Here we summarize what the available evidence has to say about the tantalizing question of whether it is the seizure or the E-field, or both, which drive the efficacy and side effects of ECT in the treatment of depression. Studies using conventional ECT cannot provide a satisfying answer to this question, because the E-field and the seizure are always coupled. Conventional ECT induces strong and diffuse E-fields coupled with broadly generalized seizures, which carry significant therapeutic benefits as well as substantial risk of cognitive side effects. While modifying spatial and temporal parameters (though electrode placement and pulse width, respectively) have lowered cognitive risk, they have not eliminated it. Lowering the current (either through LAMP, MST, or iLAST) while still inducing generalized seizures allows us to test the hypothesis that it is the seizure that drives efficacy while the E-field drives side effects. Results to date with MST demonstrating efficacy with minimal cognitive impairment support this hypothesis, that it is the seizure, not the E-field, that is key to efficacy. Non-seizure interventions, such as TMS and TEST, allow us to examine the role of the E-field itself in the absence of seizure. TMS induces weak focal E-fields that are effective for depression and OCD with minimal side effects, though they lack the broad therapeutic spectrum that ECT carries in severe treatment resistant conditions and psychotic subtype. This argues that weak E-fields alone are insufficient to drive efficacy in severe conditions, and further, that the weak E-fields used to induce the seizure in MST likely do not contribute to its efficacy. TEST increases the E-field current amplitude without inducing a seizure to test the opposite hypothesis that it is the E-field that drives efficacy while the seizure drives side effects. Open-label results with TEST are promising, demonstrating efficacy with lower side effects. We await results of the first randomized controlled trial to validate that finding.

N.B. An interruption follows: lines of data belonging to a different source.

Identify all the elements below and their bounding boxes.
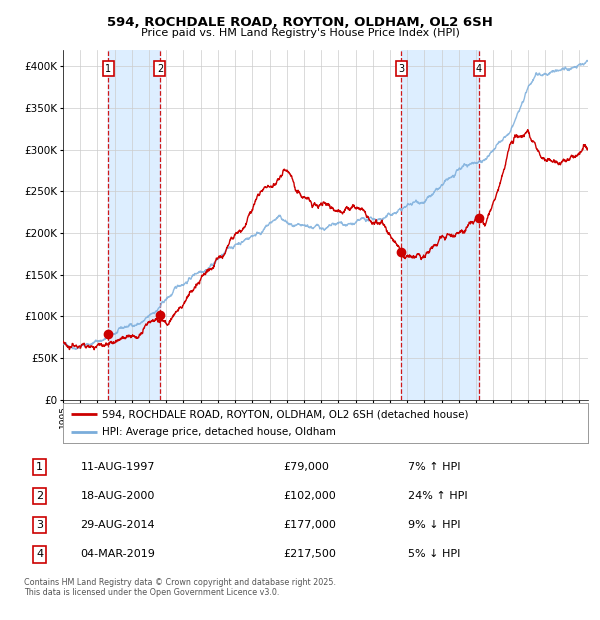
Text: 2: 2 [157, 64, 163, 74]
Text: Contains HM Land Registry data © Crown copyright and database right 2025.
This d: Contains HM Land Registry data © Crown c… [24, 578, 336, 597]
Text: 1: 1 [36, 462, 43, 472]
Text: 7% ↑ HPI: 7% ↑ HPI [407, 462, 460, 472]
Text: £217,500: £217,500 [283, 549, 337, 559]
Text: HPI: Average price, detached house, Oldham: HPI: Average price, detached house, Oldh… [103, 427, 336, 437]
Text: £79,000: £79,000 [283, 462, 329, 472]
Text: 9% ↓ HPI: 9% ↓ HPI [407, 520, 460, 530]
Text: 11-AUG-1997: 11-AUG-1997 [80, 462, 155, 472]
Bar [108, 50, 160, 400]
Text: 5% ↓ HPI: 5% ↓ HPI [407, 549, 460, 559]
Text: 4: 4 [36, 549, 43, 559]
Text: 594, ROCHDALE ROAD, ROYTON, OLDHAM, OL2 6SH (detached house): 594, ROCHDALE ROAD, ROYTON, OLDHAM, OL2 … [103, 409, 469, 419]
Text: 29-AUG-2014: 29-AUG-2014 [80, 520, 155, 530]
Text: 2: 2 [36, 491, 43, 501]
Text: 3: 3 [36, 520, 43, 530]
Text: 24% ↑ HPI: 24% ↑ HPI [407, 491, 467, 501]
Text: £102,000: £102,000 [283, 491, 336, 501]
Bar [401, 50, 479, 400]
Text: Price paid vs. HM Land Registry's House Price Index (HPI): Price paid vs. HM Land Registry's House … [140, 28, 460, 38]
Text: £177,000: £177,000 [283, 520, 337, 530]
Text: 594, ROCHDALE ROAD, ROYTON, OLDHAM, OL2 6SH: 594, ROCHDALE ROAD, ROYTON, OLDHAM, OL2 … [107, 16, 493, 29]
Text: 3: 3 [398, 64, 404, 74]
Text: 1: 1 [105, 64, 111, 74]
Text: 18-AUG-2000: 18-AUG-2000 [80, 491, 155, 501]
Text: 4: 4 [476, 64, 482, 74]
Text: 04-MAR-2019: 04-MAR-2019 [80, 549, 155, 559]
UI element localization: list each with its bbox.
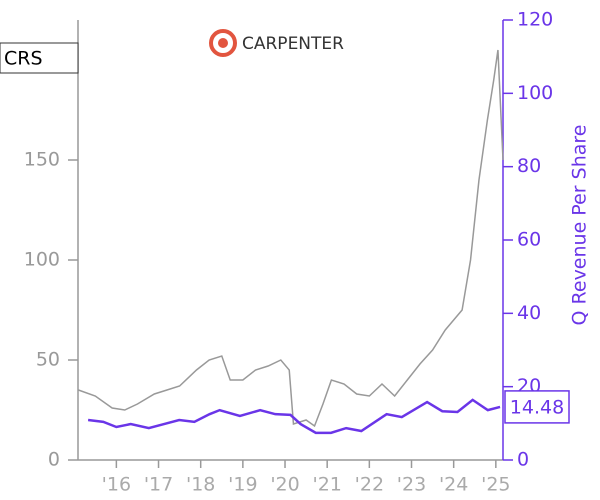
series-line bbox=[87, 398, 501, 435]
y-tick-label: 150 bbox=[24, 149, 60, 171]
y-tick-label: 0 bbox=[48, 449, 60, 471]
logo-text: CARPENTER bbox=[242, 34, 344, 54]
x-tick-label: '18 bbox=[186, 474, 215, 496]
y2-tick-label: 80 bbox=[517, 155, 541, 177]
last-value-box bbox=[504, 390, 570, 424]
y2-tick-label: 40 bbox=[517, 302, 541, 324]
x-tick-label: '23 bbox=[397, 474, 426, 496]
logo-icon bbox=[209, 29, 237, 57]
ticker-box bbox=[0, 42, 79, 74]
x-tick-label: '17 bbox=[144, 474, 173, 496]
y2-tick-label: 0 bbox=[517, 449, 529, 471]
x-tick-label: '25 bbox=[481, 474, 510, 496]
y2-tick-label: 120 bbox=[517, 9, 553, 31]
y2-tick-label: 100 bbox=[517, 82, 553, 104]
x-tick-label: '19 bbox=[228, 474, 257, 496]
logo: CARPENTER bbox=[209, 29, 344, 57]
x-tick-label: '22 bbox=[355, 474, 384, 496]
y-tick-label: 100 bbox=[24, 249, 60, 271]
x-tick-label: '21 bbox=[312, 474, 341, 496]
y2-tick-label: 60 bbox=[517, 229, 541, 251]
x-tick-label: '16 bbox=[102, 474, 131, 496]
y2-axis-label: Q Revenue Per Share bbox=[569, 125, 591, 326]
x-tick-label: '20 bbox=[270, 474, 299, 496]
x-tick-label: '24 bbox=[439, 474, 468, 496]
last-value-label: 14.48 bbox=[510, 396, 564, 418]
logo-icon-core bbox=[218, 38, 228, 48]
y-tick-label: 50 bbox=[36, 349, 60, 371]
series-line bbox=[78, 49, 504, 428]
ticker: CRS bbox=[4, 48, 43, 70]
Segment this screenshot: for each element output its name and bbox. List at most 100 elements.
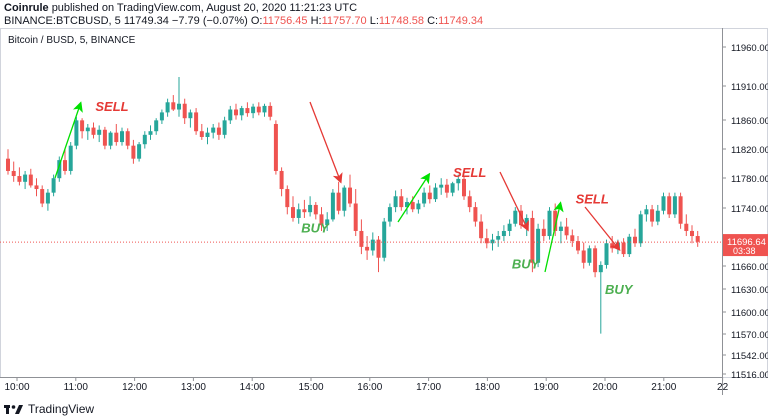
candle-body xyxy=(553,210,558,231)
candle-body xyxy=(450,183,455,193)
last-price-tag xyxy=(723,234,768,257)
candle-body xyxy=(256,106,261,113)
candle-body xyxy=(40,189,45,204)
y-tick-label: 11542.00 xyxy=(731,351,768,362)
x-tick-label: 17:00 xyxy=(416,382,441,393)
x-tick-label: 12:00 xyxy=(122,382,147,393)
y-tick-label: 11570.00 xyxy=(731,330,768,341)
candle-body xyxy=(422,192,427,204)
candle-body xyxy=(296,209,301,218)
buy-label: BUY xyxy=(512,257,541,272)
candle-body xyxy=(456,178,461,184)
candle-body xyxy=(496,236,501,240)
candle-body xyxy=(479,221,484,239)
candle-body xyxy=(165,102,170,113)
tradingview-logo-icon xyxy=(4,405,23,414)
candle-body xyxy=(239,108,244,116)
candle-body xyxy=(251,106,256,114)
candle-body xyxy=(313,204,318,215)
high-value: 11757.70 xyxy=(321,15,367,27)
candle-body xyxy=(650,209,655,222)
candle-body xyxy=(684,223,689,231)
candle-body xyxy=(667,196,672,215)
candle-body xyxy=(399,196,404,208)
x-tick-label: 20:00 xyxy=(592,382,617,393)
candle-body xyxy=(621,242,626,255)
candle-body xyxy=(211,127,216,133)
candle-body xyxy=(342,187,347,211)
candle-body xyxy=(199,131,204,137)
candle-body xyxy=(467,196,472,208)
candle-body xyxy=(655,210,660,222)
candle-body xyxy=(484,238,489,244)
candle-body xyxy=(661,196,666,211)
candle-body xyxy=(142,134,147,145)
candle-body xyxy=(28,174,33,186)
candle-body xyxy=(558,226,563,231)
candle-body xyxy=(387,207,392,222)
x-tick-label: 16:00 xyxy=(357,382,382,393)
candle-body xyxy=(114,132,119,143)
candle-body xyxy=(325,219,330,226)
candle-body xyxy=(536,228,541,263)
candle-body xyxy=(308,204,313,213)
open-label: O: xyxy=(250,15,263,27)
candle-body xyxy=(148,131,153,135)
chart-frame xyxy=(0,28,768,378)
candle-body xyxy=(222,120,227,135)
candle-body xyxy=(359,230,364,247)
candle-body xyxy=(581,250,586,263)
candle-body xyxy=(108,132,113,146)
y-tick-label: 11960.00 xyxy=(731,43,768,54)
candle-body xyxy=(279,170,284,190)
low-label: L: xyxy=(369,15,379,27)
candle-body xyxy=(427,192,432,200)
candle-body xyxy=(644,209,649,215)
candle-body xyxy=(433,187,438,200)
candle-body xyxy=(85,127,90,132)
y-tick-label: 11600.00 xyxy=(731,308,768,319)
footer-brand[interactable]: TradingView xyxy=(4,402,94,416)
y-tick-label: 11660.00 xyxy=(731,262,768,273)
candle-body xyxy=(416,203,421,210)
candle-body xyxy=(564,226,569,236)
candle-body xyxy=(330,192,335,220)
candle-body xyxy=(74,120,79,146)
symbol-label: BINANCE:BTCBUSD, 5 xyxy=(4,15,121,27)
candle-body xyxy=(51,178,56,193)
candle-body xyxy=(194,112,199,132)
high-label: H: xyxy=(310,15,322,27)
candle-body xyxy=(690,230,694,237)
x-tick-label: 14:00 xyxy=(240,382,265,393)
footer-brand-text: TradingView xyxy=(28,402,95,416)
candle-body xyxy=(177,103,181,110)
publisher-name[interactable]: Coinrule xyxy=(4,2,49,14)
up-arrow xyxy=(397,172,431,223)
candle-body xyxy=(393,196,398,208)
candle-body xyxy=(513,210,518,224)
candle-body xyxy=(319,214,324,226)
candle-body xyxy=(228,109,233,121)
sell-label: SELL xyxy=(453,165,486,180)
candle-body xyxy=(490,239,495,244)
y-tick-label: 11820.00 xyxy=(731,145,768,156)
candle-body xyxy=(382,221,387,258)
candle-body xyxy=(268,105,273,117)
candle-body xyxy=(547,210,552,237)
candle-body xyxy=(473,207,478,222)
y-tick-label: 11740.00 xyxy=(731,204,768,215)
candle-body xyxy=(34,185,39,190)
y-tick-label: 11516.00 xyxy=(731,370,768,381)
close-value: 11749.34 xyxy=(438,15,484,27)
candle-body xyxy=(159,112,164,121)
candle-body xyxy=(285,189,290,208)
sell-label: SELL xyxy=(576,192,609,207)
candle-body xyxy=(353,203,358,231)
candle-body xyxy=(348,187,352,204)
candle-body xyxy=(587,248,592,263)
change-text: 11749.34 −7.79 (−0.07%) xyxy=(123,15,248,27)
candle-body xyxy=(410,202,415,210)
candle-body xyxy=(63,160,67,171)
candle-body xyxy=(234,109,238,116)
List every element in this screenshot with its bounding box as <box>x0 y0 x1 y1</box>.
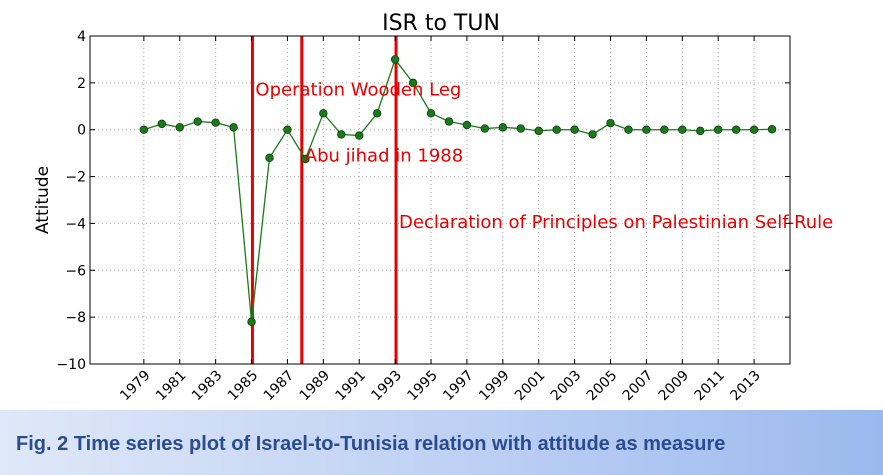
x-tick-label: 2009 <box>656 368 693 405</box>
y-tick-label: 4 <box>77 29 86 45</box>
data-point <box>498 123 508 132</box>
data-point <box>211 118 220 127</box>
data-point <box>444 117 454 126</box>
y-tick-label: −4 <box>65 216 86 232</box>
data-point <box>265 153 274 163</box>
data-point <box>731 125 741 134</box>
data-point <box>175 123 184 132</box>
caption-bar: Fig. 2 Time series plot of Israel-to-Tun… <box>0 410 883 475</box>
x-tick-label: 2011 <box>692 368 729 405</box>
data-point <box>534 126 543 136</box>
x-tick-label: 2013 <box>727 368 764 405</box>
x-tick-label: 2003 <box>548 368 585 405</box>
data-point <box>678 125 687 134</box>
data-point <box>426 109 436 118</box>
data-point <box>642 125 651 134</box>
data-point <box>229 123 238 132</box>
x-tick-label: 1981 <box>153 368 190 405</box>
data-point <box>319 109 328 118</box>
event-label: Declaration of Principles on Palestinian… <box>399 212 833 233</box>
data-point <box>247 317 256 327</box>
chart: ISR to TUN Attitude Operation Wooden Leg… <box>33 11 833 405</box>
plot-frame <box>89 35 791 365</box>
y-tick-label: 2 <box>77 76 86 92</box>
y-tick-label: 0 <box>77 123 86 139</box>
data-point <box>660 125 669 134</box>
y-axis-label: Attitude <box>33 166 53 234</box>
data-point <box>749 125 759 134</box>
x-tick-label: 2005 <box>584 368 621 405</box>
x-tick-label: 1985 <box>225 368 262 405</box>
data-point <box>624 125 633 134</box>
data-point <box>714 125 723 134</box>
event-labels: Operation Wooden Leg Abu jihad in 1988 Dec… <box>255 80 833 233</box>
data-point <box>462 120 472 130</box>
data-point <box>588 130 597 139</box>
chart-title: ISR to TUN <box>382 11 500 36</box>
data-point <box>139 125 149 134</box>
data-point <box>301 154 310 164</box>
series-layer <box>139 55 777 327</box>
x-tick-label: 1997 <box>440 368 477 405</box>
y-tick-label: −10 <box>56 357 86 373</box>
data-point <box>606 118 615 128</box>
data-point <box>480 124 490 133</box>
data-point <box>193 117 202 126</box>
y-ticks: 4 2 0 −2 −4 −6 −8 −10 <box>56 29 790 373</box>
y-tick-label: −2 <box>65 170 86 186</box>
y-tick-label: −6 <box>65 263 86 279</box>
x-tick-label: 1999 <box>476 368 513 405</box>
x-tick-label: 1983 <box>189 368 226 405</box>
data-point <box>552 125 561 134</box>
y-tick-label: −8 <box>65 310 86 326</box>
data-point <box>157 119 166 129</box>
data-point <box>408 78 418 88</box>
x-tick-label: 1979 <box>117 368 154 405</box>
data-point <box>390 55 400 64</box>
data-point <box>283 125 292 134</box>
data-point <box>355 131 364 140</box>
data-point <box>337 130 346 139</box>
event-label: Operation Wooden Leg <box>255 80 461 101</box>
data-point <box>767 125 777 134</box>
x-tick-label: 1991 <box>333 368 370 405</box>
data-point <box>696 126 705 136</box>
data-point <box>570 125 579 134</box>
x-tick-label: 1987 <box>261 368 298 405</box>
x-tick-label: 1995 <box>404 368 441 405</box>
x-tick-label: 2001 <box>512 368 549 405</box>
figure-caption: Fig. 2 Time series plot of Israel-to-Tun… <box>16 433 726 455</box>
x-tick-label: 1993 <box>368 368 405 405</box>
x-tick-label: 1989 <box>297 368 334 405</box>
x-tick-label: 2007 <box>620 368 657 405</box>
event-label: Abu jihad in 1988 <box>305 145 463 166</box>
data-point <box>516 124 525 133</box>
data-point <box>372 109 382 118</box>
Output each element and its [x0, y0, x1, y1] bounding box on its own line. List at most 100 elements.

So what is our conclusion on the E-field versus seizure debate in ECT? We have presented support for both sides of this argument, and ultimately the answer will be informed by the results of a few consequential trials currently underway. If the confirmatory efficacy trial of MST currently underway shows that MST is as effective as ECT but without the cognitive side effect burden, that would argue strongly for the E-field driving side effects and the seizure driving the efficacy of ECT. If the blinded trial of TEST demonstrates efficacy with lower side effects, then our answer may be more nuanced. Should both TEST and MST carry therapeutic benefit with minimal side effects, we could conclude that strong E-fields and seizures are each sufficient to carry therapeutic benefit on their own, but when given in combination, the interaction between the two results in cognitive side effects.

Future research directions

Further directions of research may pay closer attention to characterizing the spatial and temporal aspects of the train of E-field pulses as it interacts with the spatial and temporal aspects of the evolving seizure. It is important to appreciate that in the case of ECT (and MST/iLAST, for that matter) the seizure starts during the stimulation train, so in the latter parts of the train E-fields are being applied to a seizing brain. This raises the tantalizing possibility that the interaction between the two could influence the way that the seizure evolves, and/or the susceptibility of the seizing brain to the applied E-field. Better characterizing the spatial/temporal interplay between E-field and seizure may lead to as yet unanticipated discoveries regarding the mechanisms of action of our oldest somatic therapy in psychiatry. New tools will be needed to empirically study this interaction and take advantage of it to optimize therapeutic outcomes. Such research could enhance understanding of how E-fields, and the E-field–seizure interaction, impacts neuronal function at a cellular, sub-cellular, and biophysical level. Unpacking the mechanisms of ECT is key to optimizing the safety of this highly effective intervention, and removing barriers to its use in patients who could benefit.